In essence, an RO membrane consists of a sheet of a strong, porous material such as polysulfone which is a strong polymer. On top of this, an ‘active layer’ is deposited which consists of a denser polymer such as polyamide (PA) or sometimes cellulose triacetate (CTA). The active layer has extremely small pores that only let water molecules pass. If pressurised water is forced against the active layer of the membrane, only the water will pass through and contaminants and salt will stay behind. This way, fresh water is produced without any salts or dissolved solids remaining.
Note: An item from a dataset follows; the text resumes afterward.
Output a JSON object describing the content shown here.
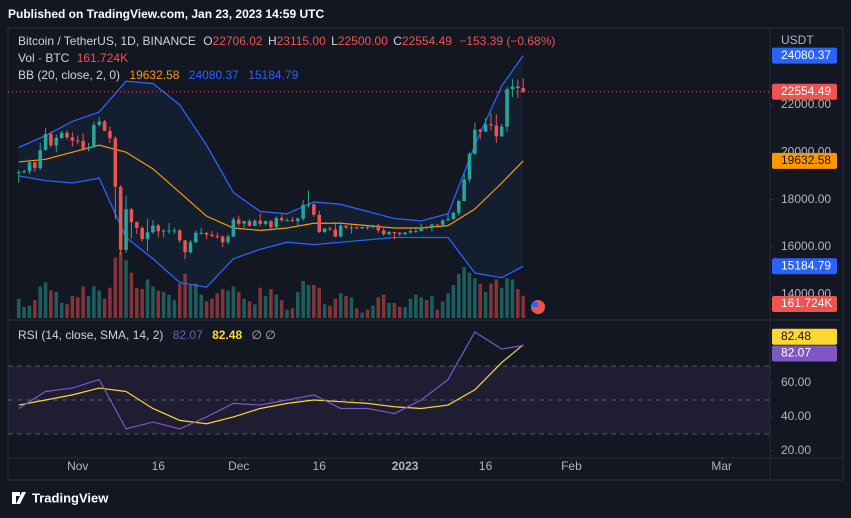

The pores on a PA or CTA membrane do not work the same way as a filter. A simple filter works by excluding pollutants based on their size. The pores in the active layer of a reverse osmosis membrane are so small that even ions (dissolved salts) are left behind. Water is allowed through the membrane because of the small size of its molecules, but due to the water moving past the membrane the small pores also have a very low electrical charge. This charge is enough to block ions from passing, but allows water through. If you are interested in the transport phenomena across RO membranes, this link is a good starting point.

There is much more to RO membranes than this, and we encourage you to find out more in the dedicated membrane science part of our website!

Evaporation

Evaporation and condensation is a popular – although old – method of producing drinking water. The concept is simple: heat water up until it evaporates, then capture the steam and cool that down until it condenses back into water. This is done both for seawater and freshwater, with the former being the most popular source.

The heating and evaporation of water requires a lot of energy, which is normally supplied by gas or oil. In some cases, o increase the efficiency of the process, the hot water is put in a chamber under low pressure. This lowers the boiling point, which reduces the heating required, making it cheaper and less environmentally damaging to treat the water. In most cases however, this type of water treatment is combined with a source of waste heat. There are many plants that produce elctricity and use the leftover heat to evaporate and condense water. A good example is the Umm Al Nar plant in Abu Dhabi, which generates 2,400 MW of electrical power and also produces 398,000 cubic metres of water per day (m³ d^-1). That is enough to power 720,000 UK homes and provide water for 800,000 people in Abu Dhabi (or almost 3 million people in the UK!)

Closing remarks

There are many ways to treat water to make it suitable for drinking, but the one thing they have in common is that they use energy and other resources. This makes drinking water a valuable product, even in countries where there seems to be enough fresh water, like here in Scotland.

Many different technologies exist, and keep improving every year to be more sustainable and efficient. But this can only happen if the industry and the general population help by reducing water usage where possible. This will hopefully lead us to a future where there is enough water for everyone, even in countries where it is more difficult to treat it.